One of the most significant and well-known dams in the region is the Gilboa Dam in Schoharie County. Owned by the New York City Department of Environmental Protection, the Gilboa Dam’s reservoir crested at 1131.4 feet during Hurricane Irene, 1.4 feet over its 1,300 foot spillway, according to the state DEC.
The Gilboa Dam does have an emergency action plan, which was activated during Hurricane Irene, according to the DEC.
“As our weather patterns become more extreme and our nation’s dams and other infrastructure continue to age, it’s the federal government’s job to invest in upgrades to our dams to make these structures safer and more reliable,” Schumer said.
Some of the dams in question are owned by municipalities or the state, he said, while others are privately owned.
He said he is calling on his fellow senators to pass the Water Resources Development Act of 2013. The legislation is scheduled to be voted on in two weeks. Schumer said the legislation will make funding available to New York and other states for dam inspections and maintenance by reauthorizing the expired National Dam Safety Program.
The average dam in New York is 60 years old, and the average age of dams in the high-hazard category is 84 years old.
“Because of their age and the potential for disaster, it is crucial that these high and significant hazard dams receive proper monitoring and maintenance from regulatory authorities,” Schumer said.
Michael Zagata of Davenport, the former commissioner of the state Department of Environmental Conservation, said Schumer’s concerns regarding dam safety are valid. He noted that there was a fatality after a little-known dam in the Margaretville area gave way in 1996.
Zagata said the DEC, which is responsible for dam safety in New York, is hard-pressed to fulfill that mission after a series of budget cuts have led to staffing reductions totaling some 1,100 positions.
“These dams are inconspicuous — until there is a crisis,” Zagata told The Daily Star. He noted that Gov. Andrew Cuomo reduced the DEC budget by some $580 million this year,. The cuts, Zagata said, have been so deep that it will make it difficult for the agency to review and process applications for environmental permits that, if awarded, could lead to business expansion in the state.
“I’m not a proponent of big government,” Zagata said. “But we need to make sure DEC has the resources it needs to do the job or it will come back to bite us.”
Schumer stressed the importance of dams having emergency action plans. The plan, he said, is an official document establishing procedures to minimize loss of life and property damage in the event of a dam failure.
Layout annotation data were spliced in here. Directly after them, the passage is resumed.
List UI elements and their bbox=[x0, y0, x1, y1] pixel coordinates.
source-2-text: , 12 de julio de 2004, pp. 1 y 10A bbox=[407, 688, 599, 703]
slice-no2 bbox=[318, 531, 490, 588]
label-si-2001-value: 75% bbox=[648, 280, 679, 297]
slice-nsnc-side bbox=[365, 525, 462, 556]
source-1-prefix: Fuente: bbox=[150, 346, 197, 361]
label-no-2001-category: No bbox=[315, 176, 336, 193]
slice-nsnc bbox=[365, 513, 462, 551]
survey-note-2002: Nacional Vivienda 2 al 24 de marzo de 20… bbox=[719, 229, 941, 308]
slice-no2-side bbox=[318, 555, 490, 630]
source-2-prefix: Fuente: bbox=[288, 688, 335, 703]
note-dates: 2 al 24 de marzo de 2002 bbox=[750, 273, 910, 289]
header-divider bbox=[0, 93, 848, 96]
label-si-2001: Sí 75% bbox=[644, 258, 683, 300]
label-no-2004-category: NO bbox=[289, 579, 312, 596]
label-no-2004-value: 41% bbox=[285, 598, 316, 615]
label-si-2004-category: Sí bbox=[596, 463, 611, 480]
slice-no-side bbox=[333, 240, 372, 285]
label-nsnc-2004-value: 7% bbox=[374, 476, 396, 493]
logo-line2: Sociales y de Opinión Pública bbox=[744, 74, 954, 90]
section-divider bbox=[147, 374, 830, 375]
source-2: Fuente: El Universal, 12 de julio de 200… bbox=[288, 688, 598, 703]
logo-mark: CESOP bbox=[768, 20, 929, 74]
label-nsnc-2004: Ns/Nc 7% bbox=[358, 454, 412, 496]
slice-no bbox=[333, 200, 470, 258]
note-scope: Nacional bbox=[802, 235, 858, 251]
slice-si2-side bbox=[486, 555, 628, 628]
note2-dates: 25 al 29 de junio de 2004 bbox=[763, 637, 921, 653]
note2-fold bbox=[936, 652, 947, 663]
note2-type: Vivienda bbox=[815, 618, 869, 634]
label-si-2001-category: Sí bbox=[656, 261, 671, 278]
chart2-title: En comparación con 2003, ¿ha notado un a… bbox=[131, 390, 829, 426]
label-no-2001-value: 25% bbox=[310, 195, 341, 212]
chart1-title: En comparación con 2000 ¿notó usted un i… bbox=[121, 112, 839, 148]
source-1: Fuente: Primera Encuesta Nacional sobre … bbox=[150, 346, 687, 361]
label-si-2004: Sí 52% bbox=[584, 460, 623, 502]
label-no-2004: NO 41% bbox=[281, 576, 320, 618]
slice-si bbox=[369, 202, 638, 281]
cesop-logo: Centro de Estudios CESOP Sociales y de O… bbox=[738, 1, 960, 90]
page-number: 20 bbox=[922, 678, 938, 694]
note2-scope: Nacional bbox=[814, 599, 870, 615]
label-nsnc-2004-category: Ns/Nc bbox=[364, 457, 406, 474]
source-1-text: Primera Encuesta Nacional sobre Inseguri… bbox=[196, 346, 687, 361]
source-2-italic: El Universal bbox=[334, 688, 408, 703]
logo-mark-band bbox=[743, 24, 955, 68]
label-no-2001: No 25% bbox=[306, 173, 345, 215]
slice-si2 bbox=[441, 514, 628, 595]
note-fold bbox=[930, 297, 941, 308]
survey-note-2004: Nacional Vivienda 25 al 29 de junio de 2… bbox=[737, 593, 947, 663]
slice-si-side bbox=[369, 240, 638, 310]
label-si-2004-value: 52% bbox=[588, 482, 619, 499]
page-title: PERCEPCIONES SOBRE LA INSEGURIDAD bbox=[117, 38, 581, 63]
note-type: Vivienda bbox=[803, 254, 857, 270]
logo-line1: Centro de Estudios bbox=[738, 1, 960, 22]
The plans usually contain a description of preventive maintenance for that structure, maps that indicate areas susceptible to flooding, and a list of potential emergency conditions — like extreme weather — that could trigger a dam failure.
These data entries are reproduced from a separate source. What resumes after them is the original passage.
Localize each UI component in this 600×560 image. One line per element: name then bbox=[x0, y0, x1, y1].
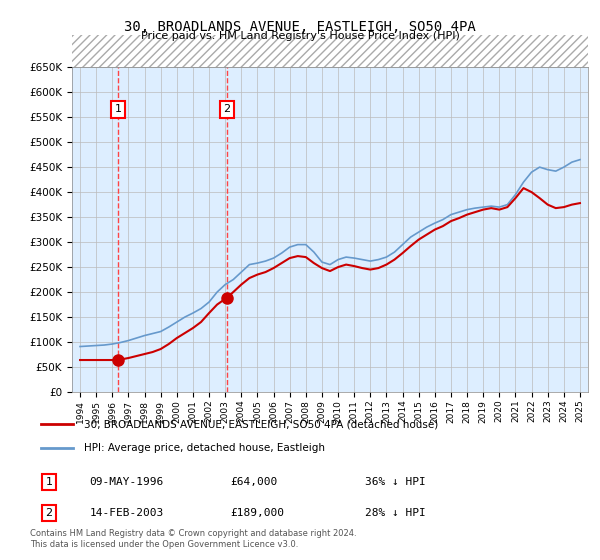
Text: 09-MAY-1996: 09-MAY-1996 bbox=[89, 477, 164, 487]
Text: 2: 2 bbox=[46, 508, 52, 518]
Text: £64,000: £64,000 bbox=[230, 477, 277, 487]
Text: 14-FEB-2003: 14-FEB-2003 bbox=[89, 508, 164, 518]
Text: 36% ↓ HPI: 36% ↓ HPI bbox=[365, 477, 425, 487]
Text: 30, BROADLANDS AVENUE, EASTLEIGH, SO50 4PA: 30, BROADLANDS AVENUE, EASTLEIGH, SO50 4… bbox=[124, 20, 476, 34]
Text: £189,000: £189,000 bbox=[230, 508, 284, 518]
Text: Contains HM Land Registry data © Crown copyright and database right 2024.
This d: Contains HM Land Registry data © Crown c… bbox=[30, 529, 356, 549]
Text: 1: 1 bbox=[115, 104, 122, 114]
Text: 30, BROADLANDS AVENUE, EASTLEIGH, SO50 4PA (detached house): 30, BROADLANDS AVENUE, EASTLEIGH, SO50 4… bbox=[84, 419, 438, 429]
Text: HPI: Average price, detached house, Eastleigh: HPI: Average price, detached house, East… bbox=[84, 443, 325, 453]
Text: Price paid vs. HM Land Registry's House Price Index (HPI): Price paid vs. HM Land Registry's House … bbox=[140, 31, 460, 41]
Text: 1: 1 bbox=[46, 477, 52, 487]
Text: 2: 2 bbox=[224, 104, 230, 114]
Text: 28% ↓ HPI: 28% ↓ HPI bbox=[365, 508, 425, 518]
The plans, he added, also detail the actions to be taken if a dam failure does occur, by providing notification procedures for first responders and the general public along with the protocol to mitigate damage to property.
If the National Dam Safety Program is reauthorized, Schumer said, it will provide the state with federal grants to hire engineering staff or engineering consultants to complete inspections and develop the emergency action plans.
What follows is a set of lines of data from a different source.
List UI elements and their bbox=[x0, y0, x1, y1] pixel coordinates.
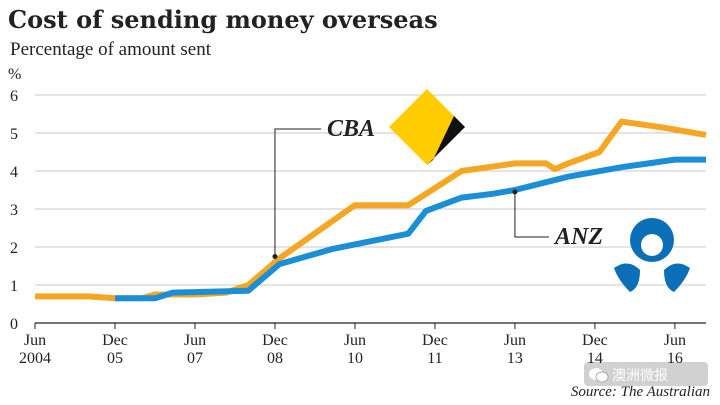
watermark-background bbox=[584, 362, 708, 386]
x-tick-label-month: Dec bbox=[582, 332, 608, 349]
x-tick-label-month: Jun bbox=[24, 332, 46, 349]
series-line-cba bbox=[35, 118, 707, 302]
y-tick-label: 6 bbox=[10, 88, 18, 105]
y-tick-label: 1 bbox=[10, 278, 18, 295]
annotations: CBA ANZ bbox=[272, 116, 603, 259]
cba-diamond-logo bbox=[389, 89, 465, 165]
series-layer bbox=[35, 118, 707, 302]
series-line-anz bbox=[115, 156, 706, 302]
x-tick-label-year: 10 bbox=[347, 350, 363, 367]
x-tick-label-year: 16 bbox=[667, 350, 683, 367]
y-tick-label: 3 bbox=[10, 202, 18, 219]
watermark-text: 澳洲微报 bbox=[612, 368, 668, 384]
x-tick-label-month: Jun bbox=[184, 332, 206, 349]
chart-subtitle: Percentage of amount sent bbox=[10, 39, 212, 60]
x-tick-label-month: Dec bbox=[262, 332, 288, 349]
x-tick-label-month: Jun bbox=[344, 332, 366, 349]
x-tick-label-year: 08 bbox=[267, 350, 283, 367]
chart-title: Cost of sending money overseas bbox=[8, 5, 438, 34]
y-axis-unit-label: % bbox=[8, 66, 21, 83]
y-tick-label: 4 bbox=[10, 164, 18, 181]
callout-leader-cba bbox=[274, 128, 321, 257]
wechat-icon bbox=[589, 368, 609, 383]
gridlines bbox=[35, 94, 706, 324]
x-tick-label-month: Dec bbox=[102, 332, 128, 349]
x-tick-label-year: 11 bbox=[427, 350, 442, 367]
anz-logo bbox=[614, 218, 690, 292]
x-tick-label-year: 14 bbox=[587, 350, 603, 367]
callout-leader-anz bbox=[514, 191, 549, 238]
x-tick-label-month: Jun bbox=[504, 332, 526, 349]
series-label-anz: ANZ bbox=[553, 224, 603, 250]
y-tick-label: 0 bbox=[10, 316, 18, 333]
x-tick-label-year: 05 bbox=[107, 350, 123, 367]
source-note: Source: The Australian bbox=[571, 384, 710, 400]
x-tick-label-month: Dec bbox=[422, 332, 448, 349]
y-tick-label: 2 bbox=[10, 240, 18, 257]
x-tick-label-year: 2004 bbox=[19, 350, 51, 367]
callout-dot-anz bbox=[512, 189, 518, 195]
watermark: 澳洲微报 bbox=[584, 362, 708, 386]
callout-dot-cba bbox=[272, 254, 278, 259]
y-axis-ticks: 0 1 2 3 4 5 6 bbox=[10, 88, 18, 333]
x-tick-label-year: 07 bbox=[187, 350, 203, 367]
series-label-cba: CBA bbox=[327, 116, 375, 142]
x-tick-label-year: 13 bbox=[507, 350, 523, 367]
x-tick-label-month: Jun bbox=[664, 332, 686, 349]
x-axis-ticks: Jun2004Dec05Jun07Dec08Jun10Dec11Jun13Dec… bbox=[19, 322, 706, 367]
y-tick-label: 5 bbox=[10, 126, 18, 143]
The measure would provide a total of $9.2 million per year split among the states, based on the relative number of dams per state, to make improvements in programs identified in the National Dam Safety Program Act
It will also include $1 million per year for a nationwide public awareness and outreach program; $1.45 million per year in research funds to identify more effective techniques to assess, construct, and monitor dams; $750,000 per year in training assistance to state engineers; and $500,000 per year for the National Inventory of Dams.